Enrico Fermi
1901-1954

Born in Rome, 1901. Educated at the Reala Scuola Normale in Pisa, 1918-22, Ph.D. 1922 with an experimental dissertation on X-ray physics. Fellowship with Max Born in Göttingen, 1923, Leyden in 1924. Faculty at the Firenze, 1925. Professor at the University of Rome, 1926-39. Moved to the U.S. as Professor of Physics, Columbia University, 1939. Named to the Royal Academy (Academia Lencei), Italy, 1929. Nobel Prize for Physics, 1938, for work on transuranic elements using neutron bombardment. Metallurgical Laboratory, University of Chicago, 1942-44. Manhattan Project, Los Alamos, 1944-45. Professor of Physics, University of Chicago, 1946-54.
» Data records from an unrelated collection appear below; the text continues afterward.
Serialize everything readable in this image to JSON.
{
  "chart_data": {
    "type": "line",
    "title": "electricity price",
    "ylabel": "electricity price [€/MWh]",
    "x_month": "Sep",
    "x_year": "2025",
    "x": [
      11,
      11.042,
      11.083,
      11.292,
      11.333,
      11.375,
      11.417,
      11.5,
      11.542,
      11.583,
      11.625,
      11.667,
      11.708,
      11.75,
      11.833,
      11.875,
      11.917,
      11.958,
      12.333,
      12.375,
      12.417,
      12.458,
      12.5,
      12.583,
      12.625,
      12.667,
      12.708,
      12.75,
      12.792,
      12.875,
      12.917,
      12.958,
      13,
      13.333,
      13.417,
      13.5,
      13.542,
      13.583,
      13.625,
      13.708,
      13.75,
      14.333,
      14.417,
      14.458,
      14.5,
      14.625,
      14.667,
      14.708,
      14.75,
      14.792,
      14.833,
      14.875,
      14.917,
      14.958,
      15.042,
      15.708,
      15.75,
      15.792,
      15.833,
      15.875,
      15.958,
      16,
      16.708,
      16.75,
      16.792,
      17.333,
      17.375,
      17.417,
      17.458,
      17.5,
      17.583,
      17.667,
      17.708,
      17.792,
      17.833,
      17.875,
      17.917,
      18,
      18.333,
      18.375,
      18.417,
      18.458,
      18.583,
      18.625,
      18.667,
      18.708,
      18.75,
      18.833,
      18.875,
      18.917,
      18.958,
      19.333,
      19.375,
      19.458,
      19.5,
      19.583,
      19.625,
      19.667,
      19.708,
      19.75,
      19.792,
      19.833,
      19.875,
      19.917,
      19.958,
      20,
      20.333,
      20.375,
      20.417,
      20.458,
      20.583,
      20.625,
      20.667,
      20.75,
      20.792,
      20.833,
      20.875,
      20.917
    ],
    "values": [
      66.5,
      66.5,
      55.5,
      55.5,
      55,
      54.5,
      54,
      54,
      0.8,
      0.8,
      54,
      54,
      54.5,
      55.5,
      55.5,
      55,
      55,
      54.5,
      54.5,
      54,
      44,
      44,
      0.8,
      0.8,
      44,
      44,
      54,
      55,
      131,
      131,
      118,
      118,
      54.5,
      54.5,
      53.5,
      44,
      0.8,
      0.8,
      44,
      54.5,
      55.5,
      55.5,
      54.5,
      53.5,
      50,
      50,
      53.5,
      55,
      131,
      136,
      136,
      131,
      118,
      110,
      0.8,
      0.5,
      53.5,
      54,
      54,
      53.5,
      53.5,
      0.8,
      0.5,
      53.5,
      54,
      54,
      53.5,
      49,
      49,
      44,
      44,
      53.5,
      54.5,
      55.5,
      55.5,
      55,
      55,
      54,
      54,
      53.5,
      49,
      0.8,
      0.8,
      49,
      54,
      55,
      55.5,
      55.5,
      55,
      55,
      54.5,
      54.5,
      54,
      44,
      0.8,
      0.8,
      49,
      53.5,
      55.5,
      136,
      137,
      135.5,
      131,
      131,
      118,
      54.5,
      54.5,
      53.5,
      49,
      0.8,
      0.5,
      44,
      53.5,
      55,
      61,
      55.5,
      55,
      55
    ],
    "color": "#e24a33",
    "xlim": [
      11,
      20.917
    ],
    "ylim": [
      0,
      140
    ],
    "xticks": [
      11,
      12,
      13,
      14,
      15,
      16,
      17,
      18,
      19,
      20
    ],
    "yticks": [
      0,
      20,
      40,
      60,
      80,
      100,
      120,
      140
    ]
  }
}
Early work on general relativity. Introduced Fermi statistics on the basis of the Pauli exclusion principle in the old quantum theory, 1926. Quantized the electromagnetic field, 1930, using a different approach from Dirac. Introduced the Fermi theory of beta decay, 1933. Experimental work on the production of transuranic elements, nuclear fission, other nuclear problems, 1934-42. Designed, supervised first nuclear reactor at the Metallurgical Laboratory. Worked on meson production and scattering, isospin conservation, pion-nucleon resonances, 1951-54. Other work on cosmic ray physics (the Fermi acceleration mechanism), Fermi model for particle production in high-energy collisions.